Calibration of reservoir model characteristics by integration of well test data remains an important research topic. Traditional approaches to well test interpretation have relied upon simple homogeneous reservoir models, while the industry’s ability to develop more detailed and more heterogeneous static reservoir models has increased significantly. Pressure and rate data recorded at production (or injection) wells is readily available and can provide additional dynamic conditioning of these static models. Well test data has been recognized as an effective tool that can be used to describe transient flow behavior in petroleum reservoirs. It is also closely related to the drainage volume of the well and the pressure “front” propagation in the subsurface.
Traditional analytic means of estimating reservoir permeability relies on an interpretation of the diagnostic plot of the well pressure and production data, which usually leads to a bulk average estimation of the reservoir permeability. Typical pressure interference tests involve injecting or producing fluid from one well while the pressure is recorded in another or more observational wells, where well pressure response can be affected by both geometry and flow regimes of the reservoir. Although only applicable to idealized models, the analytic approach provides the simplest methodology to obtain reservoir parameters through analysis of pressure changes. When more detailed characterization of reservoir heterogeneity is needed, a numerical inversion technique is required to integrate the observational data into reservoir models. Inverse methods for reservoir parameter estimation during history matching rely on establishing a robust forward model and then determining an objective function to be minimized. Generation of sensitivity coefficients for reservoir properties in all grid cells of the model is required, which becomes quite expensive as the model grows to a large size.
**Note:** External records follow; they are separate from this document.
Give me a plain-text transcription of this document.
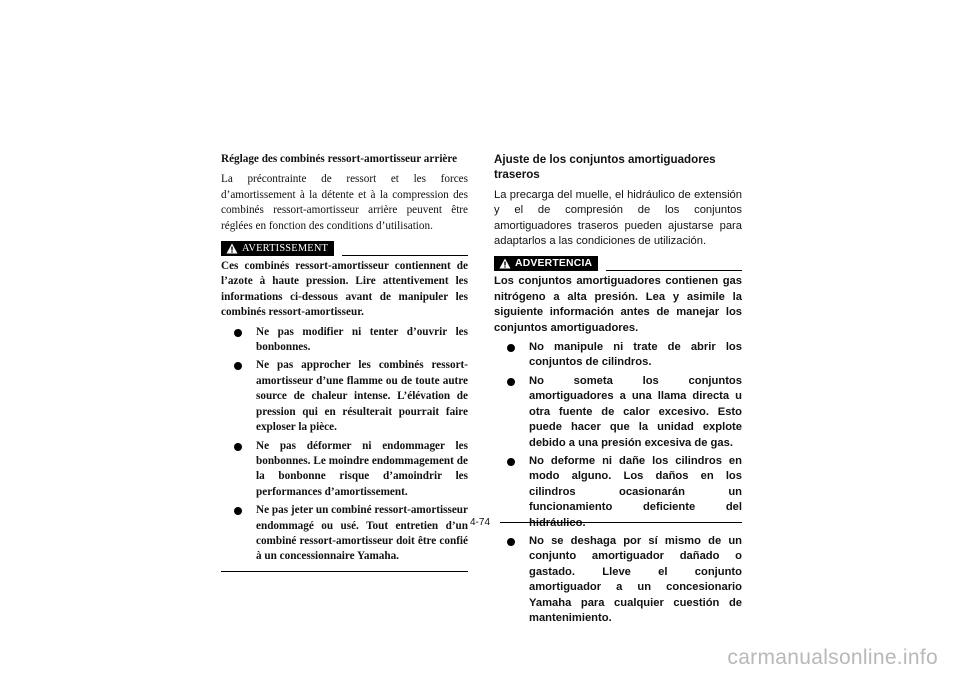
Réglage des combinés ressort-amortisseur arrière

La précontrainte de ressort et les forces d’amortissement à la détente et à la compression des combinés ressort-amortisseur arrière peuvent être réglées en fonction des conditions d’utilisation.

AVERTISSEMENT

Ces combinés ressort-amortisseur contiennent de l’azote à haute pression. Lire attentivement les informations ci-dessous avant de manipuler les combinés ressort-amortisseur.

Ne pas modifier ni tenter d’ouvrir les bonbonnes.
Ne pas approcher les combinés ressort-amortisseur d’une flamme ou de toute autre source de chaleur intense. L’élévation de pression qui en résulterait pourrait faire exploser la pièce.
Ne pas déformer ni endommager les bonbonnes. Le moindre endommagement de la bonbonne risque d’amoindrir les performances d’amortissement.
Ne pas jeter un combiné ressort-amortisseur endommagé ou usé. Tout entretien d’un combiné ressort-amortisseur doit être confié à un concessionnaire Yamaha.

Ajuste de los conjuntos amortiguadores traseros

La precarga del muelle, el hidráulico de extensión y el de compresión de los conjuntos amortiguadores traseros pueden ajustarse para adaptarlos a las condiciones de utilización.

ADVERTENCIA

Los conjuntos amortiguadores contienen gas nitrógeno a alta presión. Lea y asimile la siguiente información antes de manejar los conjuntos amortiguadores.

No manipule ni trate de abrir los conjuntos de cilindros.
No someta los conjuntos amortiguadores a una llama directa u otra fuente de calor excesivo. Esto puede hacer que la unidad explote debido a una presión excesiva de gas.
No deforme ni dañe los cilindros en modo alguno. Los daños en los cilindros ocasionarán un funcionamiento deficiente del hidráulico.
No se deshaga por sí mismo de un conjunto amortiguador dañado o gastado. Lleve el conjunto amortiguador a un concesionario Yamaha para cualquier cuestión de mantenimiento.
4-74
carmanualsonline.info
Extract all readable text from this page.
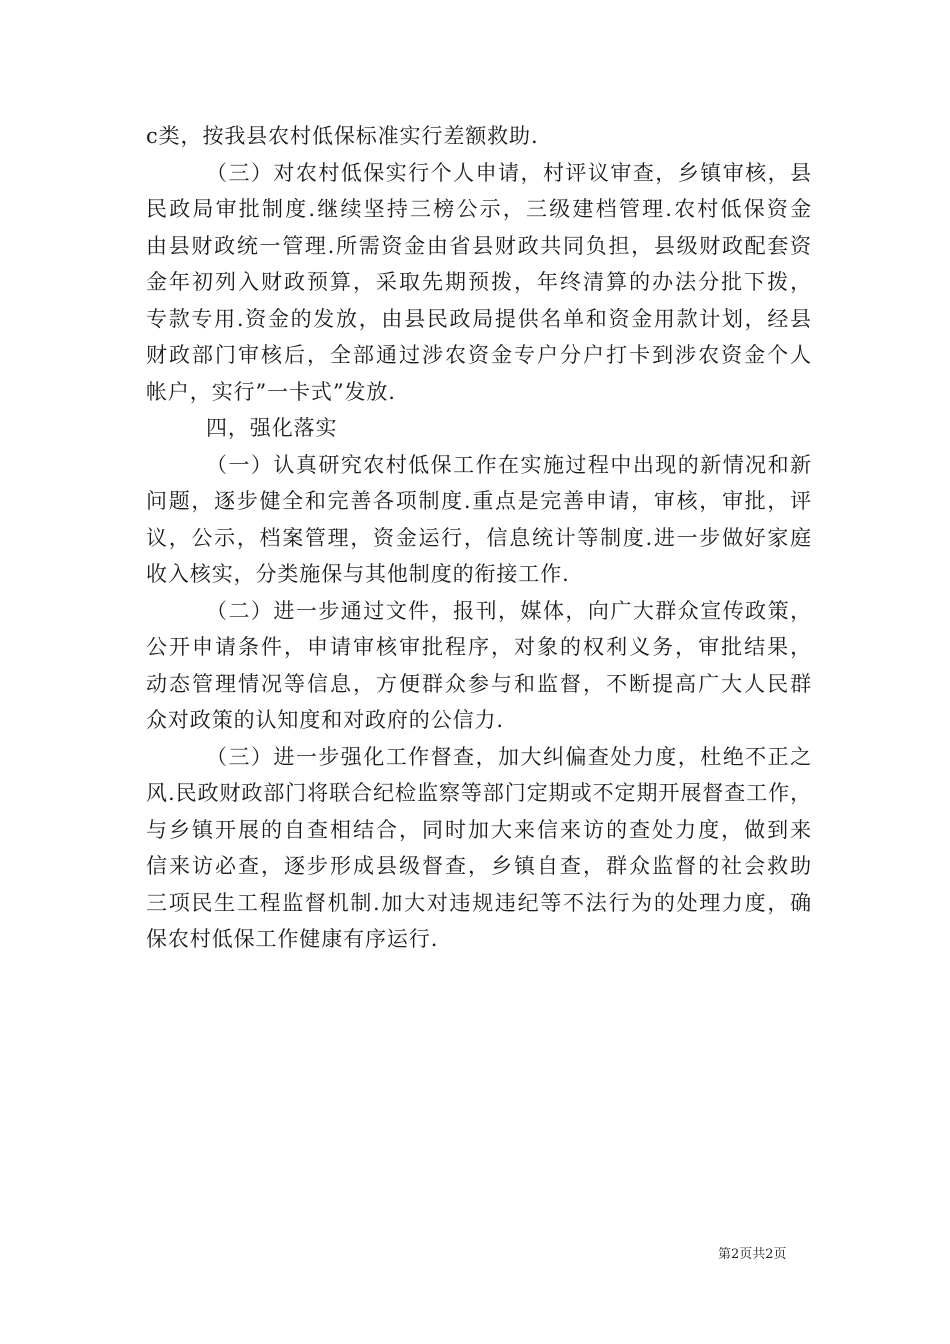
c类，按我县农村低保标准实行差额救助.
（三）对农村低保实行个人申请，村评议审查，乡镇审核，县
民政局审批制度.继续坚持三榜公示，三级建档管理.农村低保资金
由县财政统一管理.所需资金由省县财政共同负担，县级财政配套资
金年初列入财政预算，采取先期预拨，年终清算的办法分批下拨，
专款专用.资金的发放，由县民政局提供名单和资金用款计划，经县
财政部门审核后，全部通过涉农资金专户分户打卡到涉农资金个人
帐户，实行”一卡式”发放.
四，强化落实
（一）认真研究农村低保工作在实施过程中出现的新情况和新
问题，逐步健全和完善各项制度.重点是完善申请，审核，审批，评
议，公示，档案管理，资金运行，信息统计等制度.进一步做好家庭
收入核实，分类施保与其他制度的衔接工作.
（二）进一步通过文件，报刊，媒体，向广大群众宣传政策，
公开申请条件，申请审核审批程序，对象的权利义务，审批结果，
动态管理情况等信息，方便群众参与和监督，不断提高广大人民群
众对政策的认知度和对政府的公信力.
（三）进一步强化工作督查，加大纠偏查处力度，杜绝不正之
风.民政财政部门将联合纪检监察等部门定期或不定期开展督查工作，
与乡镇开展的自查相结合，同时加大来信来访的查处力度，做到来
信来访必查，逐步形成县级督查，乡镇自查，群众监督的社会救助
三项民生工程监督机制.加大对违规违纪等不法行为的处理力度，确
保农村低保工作健康有序运行.
第2页共2页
We utilize the concept of the “diffusive time of flight” (DTOF) to formulate an asymptotic solution to the diffusivity equation that describes transient flow behavior in petroleum reservoirs. The DTOF reduces the three-dimensional diffusivity equation to an equivalent one-dimensional form and is calculated by solving the Eikonal equation via the Fast Marching Method (FMM). Our method is tested on a two-dimensional synthetic heterogeneous reservoir model and applied to the three-dimensional Brugge field, where a single well with constant flow rate is simulated. The well test derivative is shown to be inversely proportional to the drainage volume and is treated as the objective function for inversion. Its sensitivity coefficients to the reservoir parameters are formulated analytically by taking the functional derivative of the Eikonal equation. The major advantage of formulating sensitivity coefficients using the FMM is its great computational efficiency while inversion is conducted, which is three orders of magnitude higher than numerical perturbation. With an additional constraint to honor the initial model, our inverse modeling approach will adjust the reservoir model to obtain permeability as a function of distance from the well within the drainage volume. It provides a modification of reservoir permeability both within and beyond the “depth of investigation”.